The Challenge Handshake Authentication Protocol is a network authentication protocol. It provides secure authentication based on a shared secret and one-way hashing. Think of it as a secret handshake that helps a computer prove who it is to a network or server.

See also: cryptographic hash function, handshake protocol

Here's how the Challenge Handshake Authentication Protocol works:

  • Start of connection. A client tries to connect to a network or server.
  • Server's challenge. The server sends a random code to the client.
  • Client's response. The client mixes their password with the challenge using a hash function and returns the result.
  • Server verification. The server does the same mix and compares its result with the client's response.
  • Outcome. If the results match, the server grants access; if not, access is denied.
  • Periodic checks. The server occasionally sends new challenges to re-verify the client.

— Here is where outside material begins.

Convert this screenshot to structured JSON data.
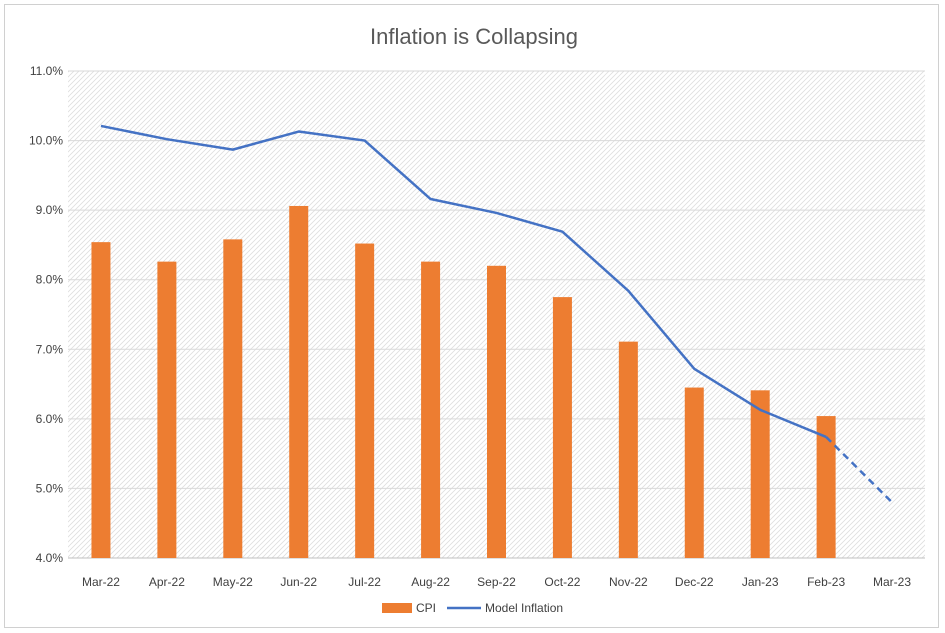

Where is the Challenge Handshake Authentication Protocol used:

  • Virtual Private Networks. CHAP securely authenticates a user or device, ensuring only authorized users access the VPN.
  • Internet Service Providers. Many ISPs use it to authenticate users trying to connect to the internet, especially in dial-up and broadband connections.
  • Remote Server Access. It authenticates users connecting from different locations in business or enterprise environments.
  • Point-to-Point Protocol (PPP). CHAP is a standard authentication method in PPP, a protocol for establishing direct connections between two network nodes.
  • Cloud Services. Some providers use CHAP to check users accessing cloud-based resources.